The Building Information Modelling (BIM) methodology has been acquiring, worldwide, a growing acceptance in all sectors of the Construction industry, and the study intends to contribute to its implementation within the structural design. The fundamental concept of BIM is based on the generation of a centralized virtual model with all information concerning different specialties. This is supported in efficient interoperability, but within the structural design, this aspect is difficult to achieve completely, as currently, the interoperability of this system is still inefficient.
This study intends to analyze the degree of interoperability verified in the development of all the processes (modelling, transposition, structural analyses and reinforcement detailing) involved in a structural design using BIM tools.
A structural project concerning a study case was performed in order to identify benefits and limitations, based on the consistency analysis of the transposed data between systems, Revit and Robot, in all steps required in a BIM process. This text describes the stages of modelling, checking the suitability of the analytical model, its transference to the analysis tool in order to proceed with the structural calculations and detailing drawings and, finally, the transfer of drawings to the main BIM model.

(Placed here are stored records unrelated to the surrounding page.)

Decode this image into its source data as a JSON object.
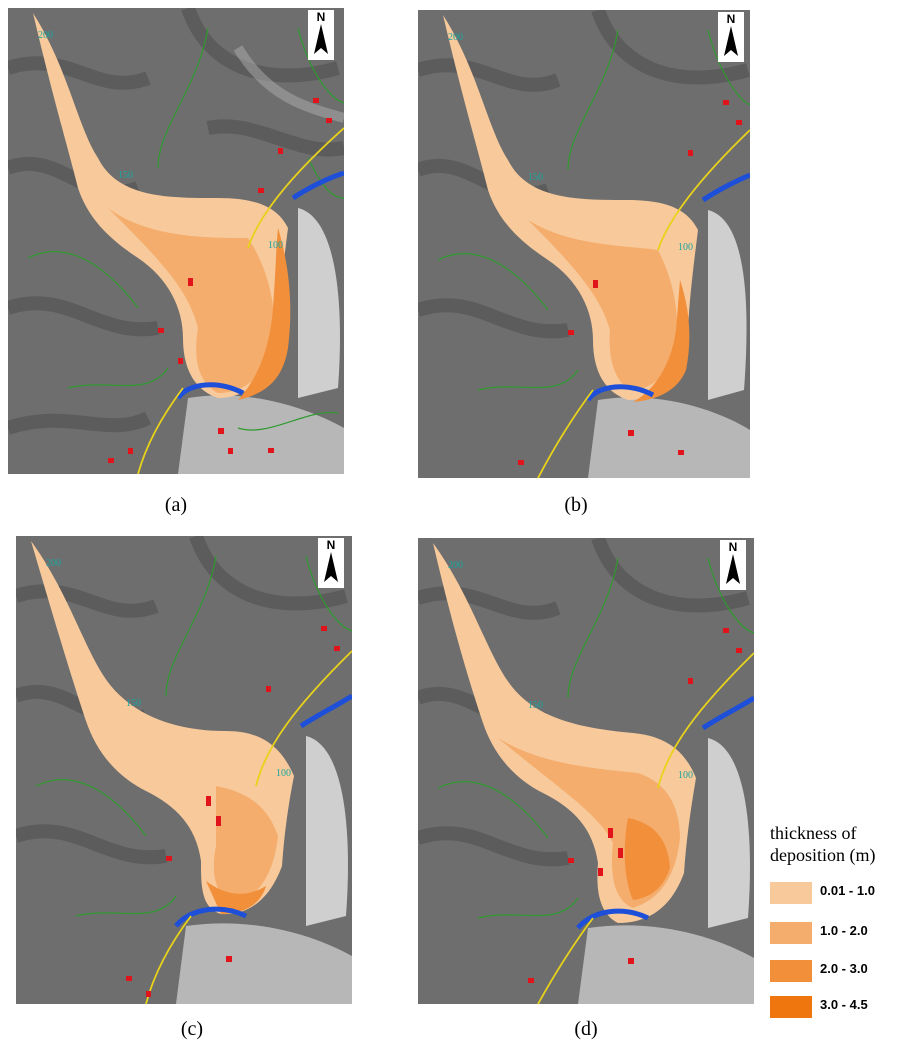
{
  "panels": [
    {
      "id": "a",
      "caption": "(a)"
    },
    {
      "id": "b",
      "caption": "(b)"
    },
    {
      "id": "c",
      "caption": "(c)"
    },
    {
      "id": "d",
      "caption": "(d)"
    }
  ],
  "north_label": "N",
  "contour_labels": [
    "200",
    "150",
    "100"
  ],
  "legend": {
    "title_line1": "thickness of",
    "title_line2": "deposition (m)",
    "classes": [
      {
        "label": "0.01 - 1.0",
        "color": "#f7c99b"
      },
      {
        "label": "1.0 - 2.0",
        "color": "#f4ad6c"
      },
      {
        "label": "2.0 - 3.0",
        "color": "#f28f3b"
      },
      {
        "label": "3.0 - 4.5",
        "color": "#ef760f"
      }
    ]
  },
  "colors": {
    "river": "#1e4fd8",
    "contour": "#2f9a2f",
    "contour_label": "#1aa6a0",
    "road": "#e8d21a",
    "buildings": "#e0141a",
    "terrain": "#6b6b6b"
  }
}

The limitations verified in the last stage were partially surpassed with complementary work enabling the automatic transfer of drawings and quantities of materials. In addition, the study explores new capacities of BIM, namely, the extraction of information allowing the presentation of specific drawings and maps of the geometry of the reinforcement rods.
This study identifies a working strategy that leads to an appropriate use of BIM software contributing to the optimization of labor in a structural office.